La Chambre basse a reçu mardi après-midi les amendements du Sénat à la loi sur le ministère des Transports, presque à la date limite pour entrer en séance plénière de cette semaine. Un texte fondamental pour l'Exécutif, abandonné à mi-parcours de la législature précédente, et de l'approbation duquel dépend le déboursement de 10 milliards d'euros de fonds européens.

Bien que des partis comme ERC n’aient pas encore défini le sens de leur vote, ils ont soutenu la semaine dernière à la Chambre haute (avec EH Bildu et PNV) la proposition du PSOE qui appelait à renverser cette initiative sur le calendrier nucléaire et à revenir aux articles originaux.
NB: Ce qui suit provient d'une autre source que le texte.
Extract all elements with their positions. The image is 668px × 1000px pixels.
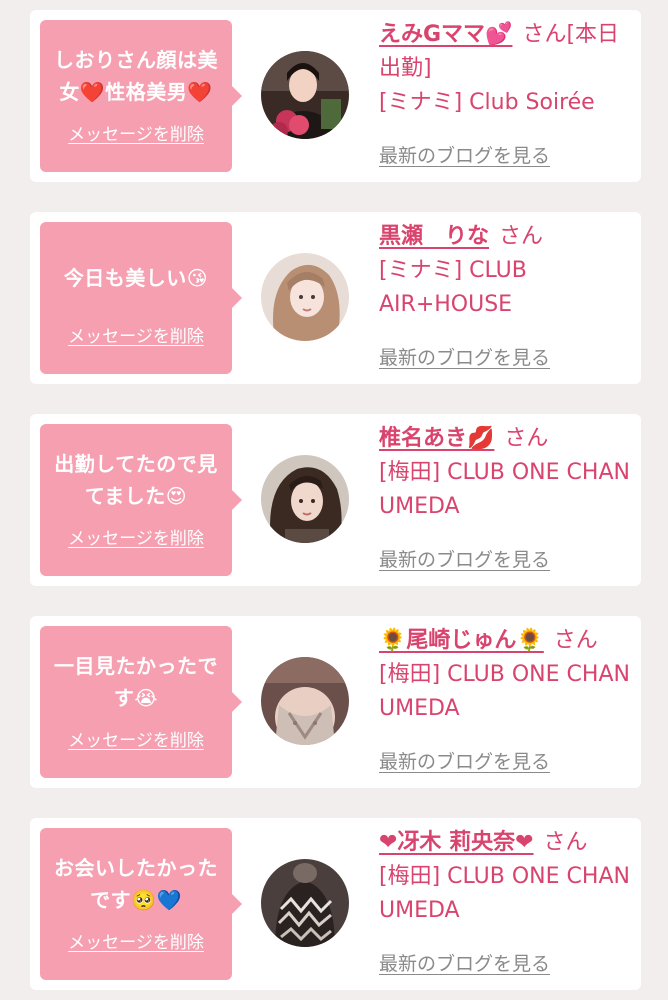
avatar[interactable] <box>261 657 349 745</box>
shop-name: [ミナミ] CLUB AIR+HOUSE <box>379 258 527 317</box>
delete-message-link[interactable]: メッセージを削除 <box>40 731 232 751</box>
message-text: しおりさん顔は美女❤️性格美男❤️ <box>54 48 218 104</box>
message-bubble: しおりさん顔は美女❤️性格美男❤️ メッセージを削除 <box>40 20 242 172</box>
shop-name: [梅田] CLUB ONE CHAN UMEDA <box>379 460 630 519</box>
shop-name: [ミナミ] Club Soirée <box>379 90 595 115</box>
delete-message-link[interactable]: メッセージを削除 <box>40 529 232 549</box>
cast-name-link[interactable]: えみGママ💕 <box>379 22 512 47</box>
cast-info: 黒瀬 りな さん [ミナミ] CLUB AIR+HOUSE <box>379 220 631 322</box>
avatar[interactable] <box>261 859 349 947</box>
cast-info: 椎名あき💋 さん [梅田] CLUB ONE CHAN UMEDA <box>379 422 631 524</box>
cast-name-link[interactable]: 椎名あき💋 <box>379 426 494 451</box>
latest-blog-link[interactable]: 最新のブログを見る <box>379 952 550 976</box>
cast-info: 🌻尾崎じゅん🌻 さん [梅田] CLUB ONE CHAN UMEDA <box>379 624 631 726</box>
cast-honorific: さん <box>553 628 598 653</box>
cast-honorific: さん <box>499 224 544 249</box>
message-bubble: 今日も美しい😘 メッセージを削除 <box>40 222 242 374</box>
message-text: 今日も美しい😘 <box>63 266 209 290</box>
cast-honorific: さん <box>504 426 549 451</box>
cast-info: ❤︎冴木 莉央奈❤︎ さん [梅田] CLUB ONE CHAN UMEDA <box>379 826 631 928</box>
message-list: しおりさん顔は美女❤️性格美男❤️ メッセージを削除 えみGママ💕 さん[本日出勤… <box>0 0 668 1000</box>
message-text: 出勤してたので見てました😍 <box>54 452 218 508</box>
message-bubble: お会いしたかったです🥺💙 メッセージを削除 <box>40 828 242 980</box>
message-card: しおりさん顔は美女❤️性格美男❤️ メッセージを削除 えみGママ💕 さん[本日出勤… <box>30 10 641 182</box>
message-card: 出勤してたので見てました😍 メッセージを削除 椎名あき💋 さん [梅田] CLUB… <box>30 414 641 586</box>
shop-name: [梅田] CLUB ONE CHAN UMEDA <box>379 864 630 923</box>
message-card: お会いしたかったです🥺💙 メッセージを削除 ❤︎冴木 莉央奈❤︎ さん [梅田] … <box>30 818 641 990</box>
message-text: お会いしたかったです🥺💙 <box>54 856 218 912</box>
message-card: 一目見たかったです😭 メッセージを削除 🌻尾崎じゅん🌻 さん [梅田] CLUB … <box>30 616 641 788</box>
cast-name-link[interactable]: 黒瀬 りな <box>379 224 489 249</box>
delete-message-link[interactable]: メッセージを削除 <box>40 125 232 145</box>
delete-message-link[interactable]: メッセージを削除 <box>40 327 232 347</box>
message-text: 一目見たかったです😭 <box>54 654 218 710</box>
latest-blog-link[interactable]: 最新のブログを見る <box>379 346 550 370</box>
latest-blog-link[interactable]: 最新のブログを見る <box>379 750 550 774</box>
message-card: 今日も美しい😘 メッセージを削除 黒瀬 りな さん [ミナミ] CLUB AIR+… <box>30 212 641 384</box>
cast-honorific: さん <box>543 830 588 855</box>
delete-message-link[interactable]: メッセージを削除 <box>40 933 232 953</box>
avatar[interactable] <box>261 253 349 341</box>
avatar[interactable] <box>261 455 349 543</box>
latest-blog-link[interactable]: 最新のブログを見る <box>379 548 550 572</box>
message-bubble: 一目見たかったです😭 メッセージを削除 <box>40 626 242 778</box>
message-bubble: 出勤してたので見てました😍 メッセージを削除 <box>40 424 242 576</box>
shop-name: [梅田] CLUB ONE CHAN UMEDA <box>379 662 630 721</box>
cast-name-link[interactable]: 🌻尾崎じゅん🌻 <box>379 628 544 653</box>
latest-blog-link[interactable]: 最新のブログを見る <box>379 144 550 168</box>
avatar[interactable] <box>261 51 349 139</box>
cast-name-link[interactable]: ❤︎冴木 莉央奈❤︎ <box>379 830 534 855</box>
cast-info: えみGママ💕 さん[本日出勤] [ミナミ] Club Soirée <box>379 18 631 120</box>
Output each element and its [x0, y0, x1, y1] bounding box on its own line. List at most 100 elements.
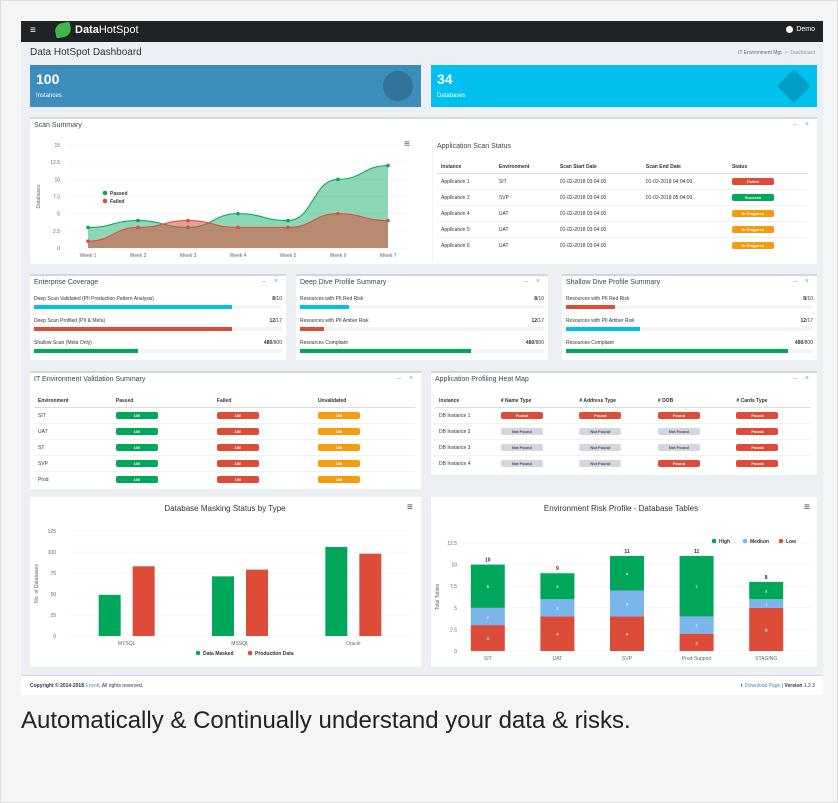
- heat-cell: Found: [732, 455, 811, 471]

Junts s'est abstenu lors de ce vote et ne révèle pas pour l'instant ce qu'il fera en plénière.

La modification va à l'encontre de l'accord gouvernemental conclu entre le PSOE et Sumar. Le partenaire minoritaire s'est montré particulièrement réticent à céder aux revendications des sociétés énergétiques. Iberdrola, Endesa et Naturgy viennent de demander à l'Exécutif de prolonger la durée d'utilité de la centrale de Cáceres jusqu'en juin 2030, prolongeant ainsi les dates de déconnexion actuelles : le premier réacteur en 2027 et le second en 2028.

Le Président du Gouvernement, dans une interview accordée ce dimanche à Jiec, s'est ouvert à l'étude de la proposition de ces entreprises. « Si les propriétaires des centrales nucléaires garantissent la sécurité des territoires et l'approvisionnement énergétique et ne demandent pas à nous, Espagnols, de payer plus d'impôts pour gagner de l'argent, alors nous sommes disposés à étudier quelle est leur alternative. Mais ils doivent se conformer à ces trois exigences qui, à mon avis, relèvent du pur bon sens », a-t-il déclaré. Le secrétaire général des socialistes d'Estrémadure et candidat aux élections du 21 décembre, Miguel Ángel Gallardo, a assuré lundi que la durée de vie utile d'Almaraz serait prolongée parce qu'il y avait « un engagement du gouvernement » à le faire.

« Je conseille au président d'être prudent car tout dans la COP n'est pas Tik Tok (…) Je lui recommanderais d'arrêter de faire des calculs en Estrémadure et de faire des calculs à La Moncloa », a reproché ce mardi le porte-parole adjoint de Sumar, Alberto Ibáñez. Au-delà de la colère, le groupe de Yolanda Díaz n'a pas beaucoup de marge de manœuvre, car le texte dans son ensemble ne sera pas non plus soumis au vote jeudi, car il ne s'agit pas d'une loi organique. Il sera seulement décidé d'approuver ou non les amendements envoyés par le Sénat.